Moving on from recruiting, I need to see Tennessee beat Alabama, Georgia or Florida before I consider them a threat to win the East, and the Vols haven’t been competitive against any of those teams outside of last season’s loss to the Crimson Tide. It’s going to take some time before the Vols can beat 2 of those teams in a season and it might take a sweep for Tennessee to advance to Atlanta.

All that being said, if JT Daniels decides to make the jump from USC to Tennessee and is eligible immediately, I’ll be changing my tune in a hurry because an elite quarterback can change the fortunes of a program immediately.

Neil Blackmon, Florida columnist

They have to beat Florida more than once every 15 years to do it. I actually like their chances against the Gators in Knoxville this fall — it’s the toughest ask on Florida’s road slate and you know Jeremy Pruitt doesn’t want to get embarrassed by Florida for a third consecutive season.

That said, it takes more than one excellent recruiting class to rebuild and the Vols’ schedule in 2020 is brutal. What happens to the recruiting momentum if all they have to show for last year’s strong finish and this recruiting momentum is another 7-5 campaign? These are fair questions, especially when Florida has won 2 consecutive New Year’s 6 games under Dan Mullen and Kirby Smart’s Georgia juggernaut isn’t going anywhere.

If Tennessee keeps recruiting at this torrid pace, they can contend in the East by 2021 or 2022. But they competed for the East under Butch Jones, too. The difference for me is Pruitt is always going to have that defense salty. Can they add enough perimeter playmakers and develop a QB? If so, maybe they break through and get to Atlanta in 2022.

Adam Spencer, Newsletter editor

The Vols are building something strong on Rocky Top, but asking for them to compete for a division title in 2020 is too much. Even 2021 is probably too much at this point. I still think Tennessee is third in the East hierarchy, behind Florida and Georgia in some order.

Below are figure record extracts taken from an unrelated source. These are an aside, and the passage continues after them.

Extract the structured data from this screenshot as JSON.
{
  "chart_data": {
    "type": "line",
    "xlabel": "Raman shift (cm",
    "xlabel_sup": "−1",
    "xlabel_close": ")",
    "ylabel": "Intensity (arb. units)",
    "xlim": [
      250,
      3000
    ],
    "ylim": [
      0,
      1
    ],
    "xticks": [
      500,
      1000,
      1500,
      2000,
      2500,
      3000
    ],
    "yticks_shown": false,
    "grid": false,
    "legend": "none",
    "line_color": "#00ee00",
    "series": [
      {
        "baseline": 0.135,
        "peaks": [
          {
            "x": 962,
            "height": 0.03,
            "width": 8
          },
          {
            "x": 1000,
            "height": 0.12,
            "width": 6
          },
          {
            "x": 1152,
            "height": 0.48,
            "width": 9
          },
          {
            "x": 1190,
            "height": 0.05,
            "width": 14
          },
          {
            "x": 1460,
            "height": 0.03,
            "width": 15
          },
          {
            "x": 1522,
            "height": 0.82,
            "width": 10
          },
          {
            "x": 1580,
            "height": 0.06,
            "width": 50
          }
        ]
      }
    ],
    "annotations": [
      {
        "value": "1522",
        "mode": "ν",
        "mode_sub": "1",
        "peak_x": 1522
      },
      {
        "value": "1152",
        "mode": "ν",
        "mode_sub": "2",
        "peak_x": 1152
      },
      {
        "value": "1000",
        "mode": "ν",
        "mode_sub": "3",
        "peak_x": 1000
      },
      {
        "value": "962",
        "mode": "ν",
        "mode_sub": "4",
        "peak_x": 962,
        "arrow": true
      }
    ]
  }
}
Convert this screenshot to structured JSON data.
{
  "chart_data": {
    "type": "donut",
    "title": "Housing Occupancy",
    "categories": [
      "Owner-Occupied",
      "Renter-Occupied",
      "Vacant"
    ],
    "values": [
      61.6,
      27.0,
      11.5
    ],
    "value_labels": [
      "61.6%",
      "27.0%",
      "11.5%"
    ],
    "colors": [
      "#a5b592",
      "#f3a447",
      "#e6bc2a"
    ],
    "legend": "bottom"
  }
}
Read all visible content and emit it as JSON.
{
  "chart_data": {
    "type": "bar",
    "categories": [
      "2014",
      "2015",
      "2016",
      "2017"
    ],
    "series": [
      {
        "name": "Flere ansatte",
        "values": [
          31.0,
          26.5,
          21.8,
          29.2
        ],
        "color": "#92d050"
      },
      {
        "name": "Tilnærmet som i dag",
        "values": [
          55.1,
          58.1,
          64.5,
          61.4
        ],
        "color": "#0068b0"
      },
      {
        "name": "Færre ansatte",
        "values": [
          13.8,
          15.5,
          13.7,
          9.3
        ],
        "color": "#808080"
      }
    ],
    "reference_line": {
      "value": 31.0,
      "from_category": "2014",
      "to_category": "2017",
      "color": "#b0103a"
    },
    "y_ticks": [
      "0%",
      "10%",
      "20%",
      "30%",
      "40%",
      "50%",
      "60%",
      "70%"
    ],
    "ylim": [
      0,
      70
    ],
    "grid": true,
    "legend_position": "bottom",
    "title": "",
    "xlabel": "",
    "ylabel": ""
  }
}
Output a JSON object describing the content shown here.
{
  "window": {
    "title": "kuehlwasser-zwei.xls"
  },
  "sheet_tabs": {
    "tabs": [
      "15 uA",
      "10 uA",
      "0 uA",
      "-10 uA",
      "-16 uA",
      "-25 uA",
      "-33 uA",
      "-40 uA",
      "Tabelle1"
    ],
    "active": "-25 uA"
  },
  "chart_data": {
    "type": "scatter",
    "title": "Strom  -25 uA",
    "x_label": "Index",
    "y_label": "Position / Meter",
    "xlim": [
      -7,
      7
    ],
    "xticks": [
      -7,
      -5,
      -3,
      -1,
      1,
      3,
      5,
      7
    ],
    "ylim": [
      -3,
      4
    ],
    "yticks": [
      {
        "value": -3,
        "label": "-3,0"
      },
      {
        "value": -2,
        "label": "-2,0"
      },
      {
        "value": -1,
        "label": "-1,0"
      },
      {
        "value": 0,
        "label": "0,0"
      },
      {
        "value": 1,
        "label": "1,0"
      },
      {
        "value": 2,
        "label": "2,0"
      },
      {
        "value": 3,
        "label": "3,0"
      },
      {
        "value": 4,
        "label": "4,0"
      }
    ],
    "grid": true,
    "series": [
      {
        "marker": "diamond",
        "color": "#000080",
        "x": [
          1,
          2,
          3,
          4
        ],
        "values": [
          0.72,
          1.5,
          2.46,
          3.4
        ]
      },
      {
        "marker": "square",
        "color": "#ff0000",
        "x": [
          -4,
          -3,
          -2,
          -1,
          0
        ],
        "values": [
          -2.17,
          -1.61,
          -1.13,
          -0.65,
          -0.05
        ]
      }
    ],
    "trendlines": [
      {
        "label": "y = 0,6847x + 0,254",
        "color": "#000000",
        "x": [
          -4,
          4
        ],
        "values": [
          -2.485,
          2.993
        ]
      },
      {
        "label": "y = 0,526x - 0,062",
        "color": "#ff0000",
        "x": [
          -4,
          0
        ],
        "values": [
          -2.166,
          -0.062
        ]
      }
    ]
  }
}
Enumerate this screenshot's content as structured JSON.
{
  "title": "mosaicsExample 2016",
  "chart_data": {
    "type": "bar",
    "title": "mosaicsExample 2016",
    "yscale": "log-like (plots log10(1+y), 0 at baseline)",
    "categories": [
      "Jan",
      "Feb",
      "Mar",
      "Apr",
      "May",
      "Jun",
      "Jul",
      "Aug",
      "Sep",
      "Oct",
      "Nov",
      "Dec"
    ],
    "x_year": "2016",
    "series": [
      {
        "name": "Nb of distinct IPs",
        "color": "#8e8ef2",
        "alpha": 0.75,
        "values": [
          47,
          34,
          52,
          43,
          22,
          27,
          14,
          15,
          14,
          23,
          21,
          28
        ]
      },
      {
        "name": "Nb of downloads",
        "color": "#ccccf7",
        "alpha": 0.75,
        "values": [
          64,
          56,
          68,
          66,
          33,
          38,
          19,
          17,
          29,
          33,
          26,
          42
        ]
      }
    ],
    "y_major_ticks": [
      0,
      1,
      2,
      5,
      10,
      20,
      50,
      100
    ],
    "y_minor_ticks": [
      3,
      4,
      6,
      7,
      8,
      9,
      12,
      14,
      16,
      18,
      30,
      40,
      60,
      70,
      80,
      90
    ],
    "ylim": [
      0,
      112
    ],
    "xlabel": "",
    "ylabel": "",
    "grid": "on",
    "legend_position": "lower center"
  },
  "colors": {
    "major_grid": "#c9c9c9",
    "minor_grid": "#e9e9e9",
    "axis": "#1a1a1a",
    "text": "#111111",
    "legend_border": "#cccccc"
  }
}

That said, I love what Jeremy Pruitt has done on the recruiting trails recently. There’s excitement in Knoxville again and that’s only going to help the Vols down the road. By 2022, I think Jim Chaney will have a talented QB in place and playmakers around him. Defensively, the guys Pruitt is bringing in as part of the 2021 class should be ready to contribute in big ways. That spells trouble for the rest of the East.

I don’t expect Georgia and Florida to fall off anytime soon, but by 2022, I think the Vols will make it a 3-headed monster in the SEC East.

Chris Wright, Executive editor

When is Nick Saban retiring? Let’s go with the year after that.

Tennessee has a unique hurdle that other East teams don’t have to clear. The Vols play Alabama every year. Georgia faces Auburn every year. Florida plays LSU every year. Auburn and LSU fluctuate, just like almost every other team in the country. Florida and LSU have split their past 4 meetings. The Tigers only have 7-5 advantage in the past 12. Georgia has beaten Auburn in 8 of their past 10 meetings and 12 of the past 15. Alabama doesn’t even have 12 SEC losses in the past 12 years under Nick Saban. Alabama hasn’t even lost to an SEC East team since 2010.

Alabama doesn’t fluctuate. It annihilates.

As such, every year, Tennessee starts its SEC East title quest a game in the hole. It’s wholly unfair. I understand the history, the tradition, the rivalry and the need to keep playing Alabama on The Third Saturday in October. What I will never understand is why these crossover games count in the SEC standings.

Care to guess who was the most recent SEC East champion that beat Alabama in the regular season? It was South Carolina … in 2010.

The past 9 East champs were lucky enough to avoid Alabama in the regular season.

Georgia won the East in 2017, 2018 and 2019. It avoided Bama all 3 years.

Florida won the East in 2015 and 2016. It avoided Bama both times.

Missouri won the East in 2013 and 2014. It also avoided Bama both times.

Georgia won the East in 2011 and 2012. It missed Bama both times.

That’s more than mere coincidence. Until that dynamic changes, Tennessee might creep closer to Georgia and Florida, but it isn’t getting back to Atlanta.